Tim Hecker Talks Ravedeath, 1972

Tim Hecker Talks <i>Ravedeath, 1972</i>
This week, Montreal musician and sound artist Tim Hecker marked the release of Ravedeath, 1972, his first new album since 2009's An Imaginary Country. But for those listeners hoping to simply sit back, relax and soak in the soundscapes with Hecker's latest, they may want to look elsewhere.

While discussing the often tense and complex album in a recent Exclaim! interview, Hecker explains, "In the beginning, it's a false start, a kind of a turn-away, like 'Don't cross. This river it's filled with blood,' or something... [But] that tension and anxiety slowly dissipates towards the end of the record and it has an almost romantic finish to it."

Ravedeath, 1972 was recorded primarily using an old pipe organ in a small wooden church in Reykjavík, a recording location discovered by Iceland resident and collaborator Ben Frost. The raw material was then taken back to Hecker's studio in Montreal for a month of mixing and finishing touches.

"I brought in pieces that I had been working on that needed something else to them and improvised a lot and layered over them and transformed them through the organ," Hecker says. "Afterwards, it was just a question of montage and editing decisions. It's a hybrid of a studio and a live record."
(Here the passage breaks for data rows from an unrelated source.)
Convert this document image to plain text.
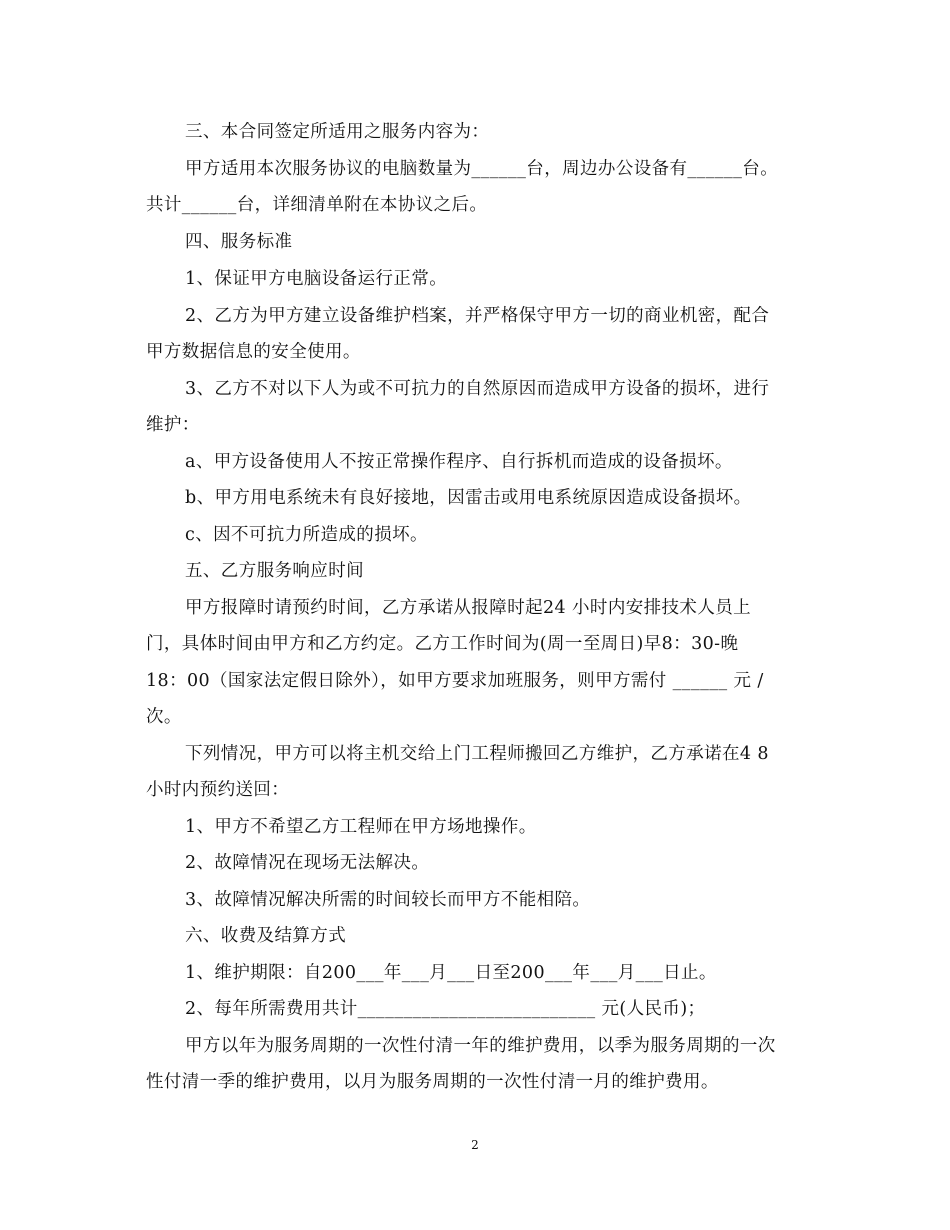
三、本合同签定所适用之服务内容为：
甲方适用本次服务协议的电脑数量为______台，周边办公设备有______台。
共计______台，详细清单附在本协议之后。
四、服务标准
1、保证甲方电脑设备运行正常。
2、乙方为甲方建立设备维护档案，并严格保守甲方一切的商业机密，配合
甲方数据信息的安全使用。
3、乙方不对以下人为或不可抗力的自然原因而造成甲方设备的损坏，进行
维护：
a、甲方设备使用人不按正常操作程序、自行拆机而造成的设备损坏。
b、甲方用电系统未有良好接地，因雷击或用电系统原因造成设备损坏。
c、因不可抗力所造成的损坏。
五、乙方服务响应时间
甲方报障时请预约时间，乙方承诺从报障时起24 小时内安排技术人员上
门，具体时间由甲方和乙方约定。乙方工作时间为(周一至周日)早8：30-晚
18：00（国家法定假日除外），如甲方要求加班服务，则甲方需付 ______ 元 /
次。
下列情况，甲方可以将主机交给上门工程师搬回乙方维护，乙方承诺在4 8
小时内预约送回：
1、甲方不希望乙方工程师在甲方场地操作。
2、故障情况在现场无法解决。
3、故障情况解决所需的时间较长而甲方不能相陪。
六、收费及结算方式
1、维护期限：自200___年___月___日至200___年___月___日止。
2、每年所需费用共计__________________________ 元(人民币)；
甲方以年为服务周期的一次性付清一年的维护费用，以季为服务周期的一次
性付清一季的维护费用，以月为服务周期的一次性付清一月的维护费用。
2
As Hecker explains, the concept of the album is at least partly about the digital over-consumption of music and its ritual destruction. With its simultaneous vital importance and trivial pointlessness, music can sometimes become overwhelming.

"[Music is] this thing that fills everyone's lives all of the time, but it's this thing that is completely taken for granted, and it's also totally fickle and it's infuriating and it's overloading you and it's often not good," he explains. "It's often not done very well and there's also a system of production that doesn't reward people who do it well, so it's kind of fucked up in a lot of ways."

As far as the album title's date, 1972, is concerned, Hecker confirms it is in reference to the inaugural MIT students' piano-drop stunt (as seen in the fan video below for the record's opening track, "The Piano Drop"). However, the "Ravedeath" part remains a mystery, even to Hecker himself.

"I have no idea. I remember seeing blood on someone's face in some rave apocalypse reported last year and I don't know if somehow that stuck in my head, but it really just happened in some weird way on its own," Hecker says of the album title. "It was just like the wrongest and the most right title ever. It had a life of its own after a while."

Hecker plans to start touring in support of the album this spring, hopefully including some organ performances in small churches on this side of the Atlantic. And while no dates have been announced just yet, Ravedeath, 1972 is out now on Kranky.